Pencap dilinin birçok lehçesi bulunmaktadır. Doğu Grubu. 1. Bhattiyânî: Hisar, Gorgâun, Bikâner. 2. Povâdhî: Anbâlâ, Patiala, Cend. 3. Doabî: Ludhiyana, Câlandhar, Huşyârpûr. 4. Mâlvâî: Mâlêr, Kotla, Ferîdkot, Fîrûzpûr. 5. Pahârî: Kangra, Şimla, Cammûn. Batı Grubu. 1. Sirâikî: Hayrpûr bölgesi (Sind). 2. Riyâsetî: Rahîmyâr Han, Bahâvelpûr. 3. Mültânî: Mültân, Dera Gāzî Han. 4. Hindko: Peşâver, Ebtâbâd (kuzeybatı sınır eyaleti). 5. Çhâçhî: Kembâlpûr. 6. Potûhârî: Ravalpindi. 7. Dhanî: Cehlem, Mîrpûr (Âzad Keşmir). 8. Şâhpûr: Sargodhâ, Châng. Merkez Lehçeleri: Mâchî: Lahor, Siyâlkût, Gucranvâlâ, Gurdâspûr, Amritsar.

Günümüzde Pencâbî ikisi yaygın üç ayrı alfabeyle yazılmaktadır: Sihler’in kullandığı Gurumukhî (Guru’nun ağzından çıkan alfabe), müslümanların kullandığı Şahmukhî (şah / sultanın ağzından çıkan alfabe), bazı küçük Hindu gruplarının kullandığı Devanâgarî / Nâgarî (tanrıların yazısı). Sihler’in kutsal kitabı Adi Granth’ın kaleme alındığı Gurumukhî’nin Guru Angad Dev (1504-1553) tarafından bulunduğu görüşü yaygınsa da bizzat Sih araştırmacıları bu görüşü çürütmüşler ve söz konusu yazının Sihizm’in ortaya çıkışından çok önce kullanıldığını göstermişlerdir. Şahmukhî alfabesi, Arap alfabesine Urduca ve Hindustânî’yi yazmak için yapıldığı gibi Pencâbî’ye ait fonemleri göstermek üzere bazı harf ve işaretlerin eklenmesiyle geliştirilmiştir. Devanâgarî ise bütün Hint alt kıtası ve Sri Lanka genelinde eski Sanskritçe dahil Hint-Ârî dillerinin tamamının yazıldığı veya bazılarının yazıldıkları alfabelerin türetildiği yazı sistemidir.

Pencâbî edebiyatı Sih ve müslüman edebiyatı olmak üzere iki ayrı kanalda ilerlemiştir.
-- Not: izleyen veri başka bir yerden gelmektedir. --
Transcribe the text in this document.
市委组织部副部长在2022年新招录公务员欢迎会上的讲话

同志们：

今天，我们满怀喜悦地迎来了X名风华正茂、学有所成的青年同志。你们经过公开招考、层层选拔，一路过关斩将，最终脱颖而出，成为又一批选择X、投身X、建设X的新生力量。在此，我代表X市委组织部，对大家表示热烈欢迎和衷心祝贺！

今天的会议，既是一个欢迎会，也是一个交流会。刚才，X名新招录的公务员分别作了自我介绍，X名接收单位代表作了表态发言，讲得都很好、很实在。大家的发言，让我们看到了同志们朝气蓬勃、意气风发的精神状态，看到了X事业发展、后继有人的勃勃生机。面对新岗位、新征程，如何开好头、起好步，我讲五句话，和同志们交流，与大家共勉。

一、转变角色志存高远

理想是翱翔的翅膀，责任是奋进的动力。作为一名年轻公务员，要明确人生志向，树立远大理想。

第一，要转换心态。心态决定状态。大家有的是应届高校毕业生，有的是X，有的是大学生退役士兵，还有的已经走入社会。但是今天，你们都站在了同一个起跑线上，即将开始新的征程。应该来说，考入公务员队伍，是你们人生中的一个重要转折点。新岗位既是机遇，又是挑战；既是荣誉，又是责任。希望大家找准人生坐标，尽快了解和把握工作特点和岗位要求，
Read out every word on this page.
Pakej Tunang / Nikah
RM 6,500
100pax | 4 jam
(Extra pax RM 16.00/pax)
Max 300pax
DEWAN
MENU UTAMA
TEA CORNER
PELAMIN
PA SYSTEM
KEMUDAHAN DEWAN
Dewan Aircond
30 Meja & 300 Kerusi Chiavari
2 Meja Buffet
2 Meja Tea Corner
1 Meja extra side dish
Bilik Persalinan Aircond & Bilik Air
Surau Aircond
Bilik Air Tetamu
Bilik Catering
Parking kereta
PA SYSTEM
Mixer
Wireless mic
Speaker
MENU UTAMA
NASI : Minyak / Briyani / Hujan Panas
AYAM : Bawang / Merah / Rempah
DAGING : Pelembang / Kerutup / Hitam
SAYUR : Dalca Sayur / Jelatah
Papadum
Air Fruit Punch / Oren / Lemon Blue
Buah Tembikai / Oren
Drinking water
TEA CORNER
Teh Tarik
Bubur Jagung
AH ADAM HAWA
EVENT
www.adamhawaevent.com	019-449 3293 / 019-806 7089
En eski Sih eseri 1604’te yazılan Adi Granth adlı anonim bir divan veya şiir derlemesidir. Önde gelen Sih yazarları arasında Puran Singh, Bhai Vir Singh ve Nanak Singh sayılabilir. Müslüman Pencâbî edebiyatı daha çok tasavvufî şiir dalında gelişmiştir. En ünlü şairlerin Ferîdüddin Genc-i Şeker (ö. 1265), Mâdhô Lâl Hüseyin Şah (ö. 1599), Abdî-i Lâhûrî (ö. 1664), Abdullah Bulhe Şah (ö. 1758), Vâris Şah (ö. 1766) ve Hâce Gulâm Ferîd (ö. 1901) olduğu söylenebilir.

BİBLİYOGRAFYA:

G. A. Grierson, Linguistic Survey of India: Western Hindī and Panjabī, Calcutta 1916, IX/1, s. 607-825; Alphabete und Schriftzeichen des Morgen und der Abendlandes, Berlin 1969, s. 56-58, 64; Aynülhak Ferîd-kotî - Abdurrahman Melik, “Pencâbî Zebâk ki İbtidâǿî Neşv ü Nümâ”, Târîħ-i Edebiyât-ı Müselmânân-ı Pâkistân u Hind, Lahor 1971, XIII, 211-227; Şehbâz Melik, Pencâbî Lisâniyât, Lahor 1977, s. 79-132; B. S. Kolsa, Learn Punjabi in a Month, Yeni Delhi, ts., s. 8-14; Gurbakhs Singh, Panjabi Primer, Hiamçhal Pradeş, ts., s. 1-48; Mahmûd Şîrânî, Pencâb meyn Urdû, Leknev 1990, s. 56-96; Meymen Abdülmecîd Sindhî, Lisâniyât-ı Pâkistân, İslâmâbâd 1992, s. 316-338; Fakīr M. Fakīr, Pencâbî Zebân u Edeb ki Târîħ, Lahor 2002, s. 18-46; Waheed Quraishi, “A Survey of Panjabi Language and Literature”, JPHS, XV/2 (1967), s. 101-129; C. Shackle, “Lahndā”, EI² (İng.), V, 610-611; a.mlf., “Panғјābī”, a.e., VIII, 255-257; “Pencâbî”, UDMİ, V, 663-684.